Le Coran contient plusieurs versets dans lesquels Dieu a corrigé certaines décisions du Prophète et l’a ouvertement critiqué.
Comment se fait-il que Mohamed (saws) écrit un livre et s’autocritique sur ses propres actes.

Des événements importants ont secoué le Prophète et ils n’ont jamais été mentionnés dans le Coran tel que la mort de sa 1ère femme Khadija ou de son fils Ibrahim. Comment ne les avait-ils pas mentionnés alors qu’ils l’on affecté moralement.

Pourquoi (comme dans la Bible) le Coran ne contient pas les noms des personnes les plus aimées par Mohamed (saws) tel que sa femme Aïcha et son ami Abou Bakr ou Omar ?.


A la fin, il est très clair pour toute personne qui a étudié le minimum de langue arabe de constater la flagrante différence de style entre les versets du Coran et les Hadiths.
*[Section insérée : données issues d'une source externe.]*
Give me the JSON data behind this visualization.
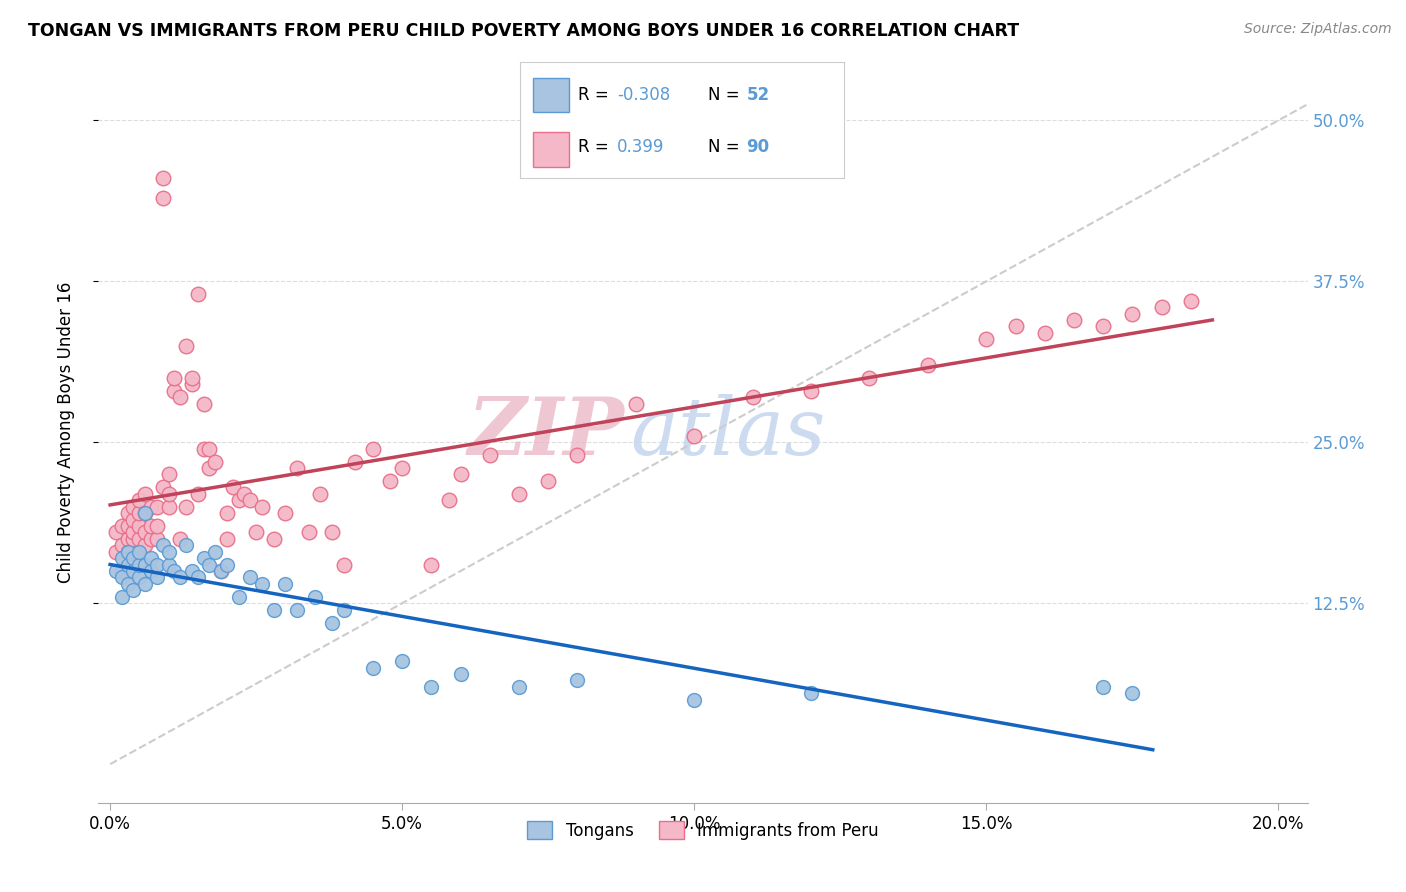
{
  "title": "TONGAN VS IMMIGRANTS FROM PERU CHILD POVERTY AMONG BOYS UNDER 16 CORRELATION CHART",
  "source": "Source: ZipAtlas.com",
  "ylabel": "Child Poverty Among Boys Under 16",
  "x_ticks": [
    0.0,
    0.05,
    0.1,
    0.15,
    0.2
  ],
  "x_ticklabels": [
    "0.0%",
    "5.0%",
    "10.0%",
    "15.0%",
    "20.0%"
  ],
  "y_ticks_right": [
    0.125,
    0.25,
    0.375,
    0.5
  ],
  "y_ticklabels_right": [
    "12.5%",
    "25.0%",
    "37.5%",
    "50.0%"
  ],
  "xlim": [
    -0.002,
    0.205
  ],
  "ylim": [
    -0.03,
    0.545
  ],
  "legend_blue_label": "Tongans",
  "legend_pink_label": "Immigrants from Peru",
  "r_blue": "-0.308",
  "n_blue": "52",
  "r_pink": "0.399",
  "n_pink": "90",
  "blue_scatter_x": [
    0.001,
    0.002,
    0.002,
    0.002,
    0.003,
    0.003,
    0.003,
    0.004,
    0.004,
    0.004,
    0.005,
    0.005,
    0.005,
    0.006,
    0.006,
    0.006,
    0.007,
    0.007,
    0.008,
    0.008,
    0.009,
    0.01,
    0.01,
    0.011,
    0.012,
    0.013,
    0.014,
    0.015,
    0.016,
    0.017,
    0.018,
    0.019,
    0.02,
    0.022,
    0.024,
    0.026,
    0.028,
    0.03,
    0.032,
    0.035,
    0.038,
    0.04,
    0.045,
    0.05,
    0.055,
    0.06,
    0.07,
    0.08,
    0.1,
    0.12,
    0.17,
    0.175
  ],
  "blue_scatter_y": [
    0.15,
    0.13,
    0.145,
    0.16,
    0.14,
    0.155,
    0.165,
    0.135,
    0.15,
    0.16,
    0.145,
    0.155,
    0.165,
    0.14,
    0.155,
    0.195,
    0.15,
    0.16,
    0.145,
    0.155,
    0.17,
    0.155,
    0.165,
    0.15,
    0.145,
    0.17,
    0.15,
    0.145,
    0.16,
    0.155,
    0.165,
    0.15,
    0.155,
    0.13,
    0.145,
    0.14,
    0.12,
    0.14,
    0.12,
    0.13,
    0.11,
    0.12,
    0.075,
    0.08,
    0.06,
    0.07,
    0.06,
    0.065,
    0.05,
    0.055,
    0.06,
    0.055
  ],
  "pink_scatter_x": [
    0.001,
    0.001,
    0.002,
    0.002,
    0.002,
    0.003,
    0.003,
    0.003,
    0.003,
    0.004,
    0.004,
    0.004,
    0.004,
    0.005,
    0.005,
    0.005,
    0.005,
    0.005,
    0.006,
    0.006,
    0.006,
    0.006,
    0.007,
    0.007,
    0.007,
    0.008,
    0.008,
    0.008,
    0.009,
    0.009,
    0.009,
    0.01,
    0.01,
    0.01,
    0.011,
    0.011,
    0.012,
    0.012,
    0.013,
    0.013,
    0.014,
    0.014,
    0.015,
    0.015,
    0.016,
    0.016,
    0.017,
    0.017,
    0.018,
    0.019,
    0.02,
    0.02,
    0.021,
    0.022,
    0.023,
    0.024,
    0.025,
    0.026,
    0.028,
    0.03,
    0.032,
    0.034,
    0.036,
    0.038,
    0.04,
    0.042,
    0.045,
    0.048,
    0.05,
    0.055,
    0.058,
    0.06,
    0.065,
    0.07,
    0.075,
    0.08,
    0.09,
    0.1,
    0.11,
    0.12,
    0.13,
    0.14,
    0.15,
    0.155,
    0.16,
    0.165,
    0.17,
    0.175,
    0.18,
    0.185
  ],
  "pink_scatter_y": [
    0.165,
    0.18,
    0.15,
    0.17,
    0.185,
    0.165,
    0.175,
    0.185,
    0.195,
    0.175,
    0.18,
    0.19,
    0.2,
    0.165,
    0.175,
    0.185,
    0.195,
    0.205,
    0.17,
    0.18,
    0.195,
    0.21,
    0.175,
    0.185,
    0.2,
    0.175,
    0.185,
    0.2,
    0.44,
    0.455,
    0.215,
    0.2,
    0.225,
    0.21,
    0.29,
    0.3,
    0.175,
    0.285,
    0.325,
    0.2,
    0.295,
    0.3,
    0.365,
    0.21,
    0.28,
    0.245,
    0.23,
    0.245,
    0.235,
    0.15,
    0.195,
    0.175,
    0.215,
    0.205,
    0.21,
    0.205,
    0.18,
    0.2,
    0.175,
    0.195,
    0.23,
    0.18,
    0.21,
    0.18,
    0.155,
    0.235,
    0.245,
    0.22,
    0.23,
    0.155,
    0.205,
    0.225,
    0.24,
    0.21,
    0.22,
    0.24,
    0.28,
    0.255,
    0.285,
    0.29,
    0.3,
    0.31,
    0.33,
    0.34,
    0.335,
    0.345,
    0.34,
    0.35,
    0.355,
    0.36
  ],
  "blue_color": "#a8c4e0",
  "blue_edge_color": "#5b9bd5",
  "pink_color": "#f4b8c8",
  "pink_edge_color": "#e8708a",
  "trend_blue_color": "#1565c0",
  "trend_pink_color": "#c0435a",
  "dashed_line_color": "#cccccc",
  "background_color": "#ffffff",
  "grid_color": "#dddddd",
  "title_color": "#000000",
  "watermark_color": "#c8d8f0",
  "right_tick_color": "#5b9bd5",
  "legend_r_color": "#000000",
  "legend_val_color": "#5b9bd5"
}
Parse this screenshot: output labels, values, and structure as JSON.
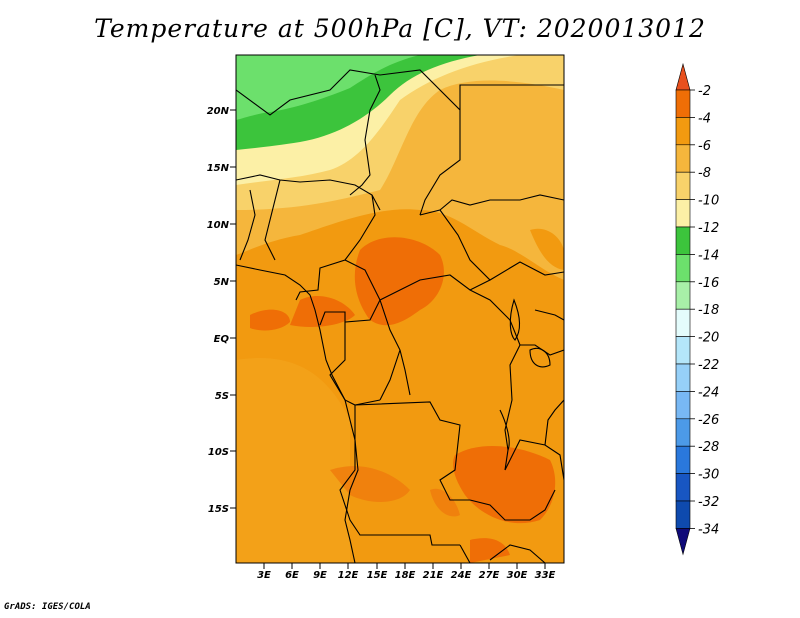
{
  "title": "Temperature at 500hPa [C], VT: 2020013012",
  "footer": "GrADS: IGES/COLA",
  "lat_ticks": [
    "20N",
    "15N",
    "10N",
    "5N",
    "EQ",
    "5S",
    "10S",
    "15S"
  ],
  "lon_ticks": [
    "3E",
    "6E",
    "9E",
    "12E",
    "15E",
    "18E",
    "21E",
    "24E",
    "27E",
    "30E",
    "33E"
  ],
  "colorbar": {
    "labels": [
      "-2",
      "-4",
      "-6",
      "-8",
      "-10",
      "-12",
      "-14",
      "-16",
      "-18",
      "-20",
      "-22",
      "-24",
      "-26",
      "-28",
      "-30",
      "-32",
      "-34"
    ],
    "colors": [
      "#e8501e",
      "#ef6e06",
      "#f29a10",
      "#f5b63c",
      "#f8d26a",
      "#fcf0a6",
      "#3cc43c",
      "#6ce06c",
      "#a8f0a8",
      "#e4fcfc",
      "#b4e6fa",
      "#96d0f8",
      "#78b8f4",
      "#4c9ae8",
      "#2a78dc",
      "#1856c2",
      "#0e4aae",
      "#0f0a78"
    ]
  }
}
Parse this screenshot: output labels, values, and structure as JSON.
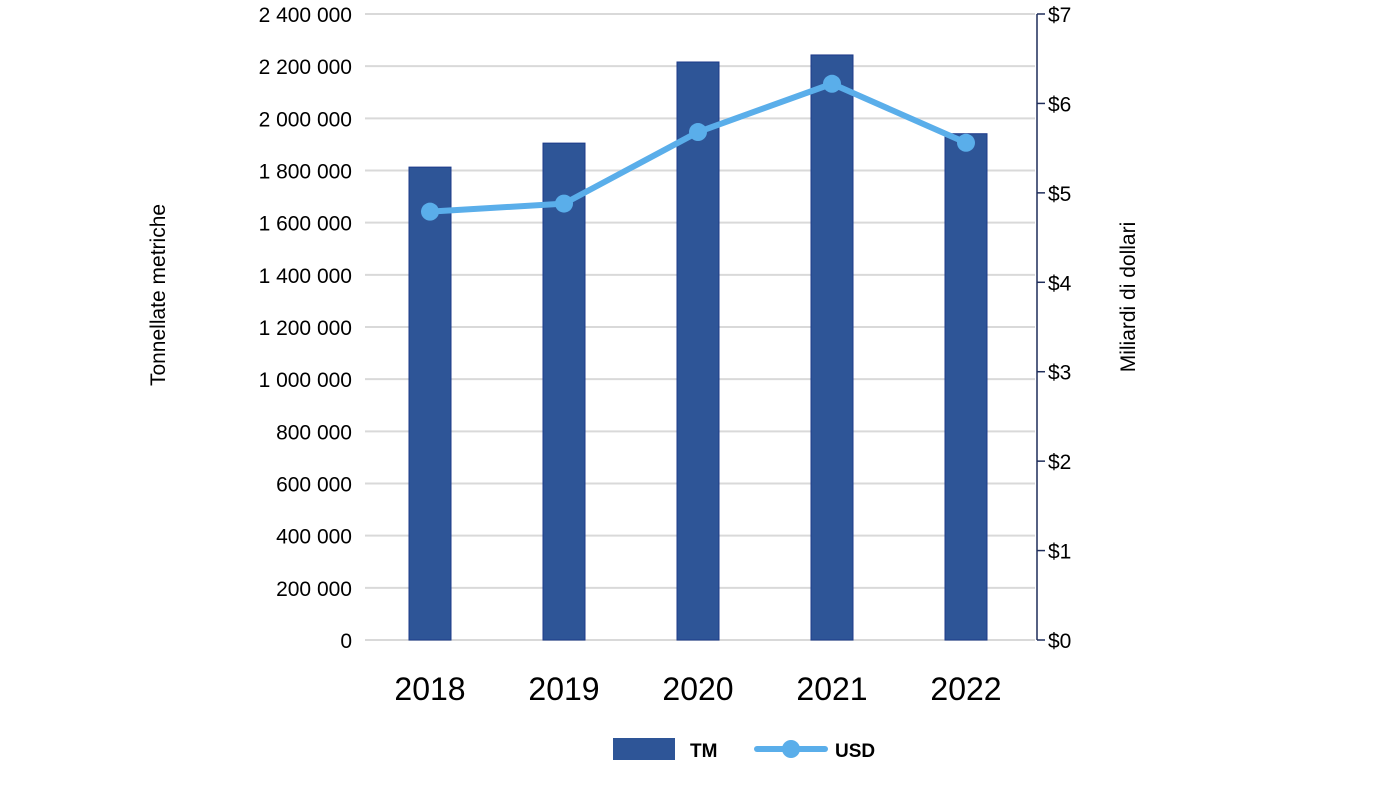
{
  "chart_data": {
    "type": "bar",
    "categories": [
      "2018",
      "2019",
      "2020",
      "2021",
      "2022"
    ],
    "series": [
      {
        "name": "TM",
        "type": "bar",
        "axis": "left",
        "color": "#2e5597",
        "values": [
          1813000,
          1905000,
          2216000,
          2243000,
          1941000
        ]
      },
      {
        "name": "USD",
        "type": "line",
        "axis": "right",
        "color": "#5aaeea",
        "values": [
          4.79,
          4.88,
          5.68,
          6.22,
          5.56
        ]
      }
    ],
    "ylabel": "Tonnellate metriche",
    "y2label": "Miliardi di dollari",
    "ylim": [
      0,
      2400000
    ],
    "y2lim": [
      0,
      7
    ],
    "yticks": [
      "0",
      "200 000",
      "400 000",
      "600 000",
      "800 000",
      "1 000 000",
      "1 200 000",
      "1 400 000",
      "1 600 000",
      "1 800 000",
      "2 000 000",
      "2 200 000",
      "2 400 000"
    ],
    "y2ticks": [
      "$0",
      "$1",
      "$2",
      "$3",
      "$4",
      "$5",
      "$6",
      "$7"
    ],
    "grid": true,
    "legend": "bottom"
  }
}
S'ils étaient le même auteur, ils auraient eu surement des similitudes.

Au vu de toutes ces remarques, dire que le Coran est un apocryphe biblique ou qu’il a été écrit d’après une intuition biblique est totalement infondé. Cette inculpation est tellement ridicule au vu des différences des récits des événements et même du style.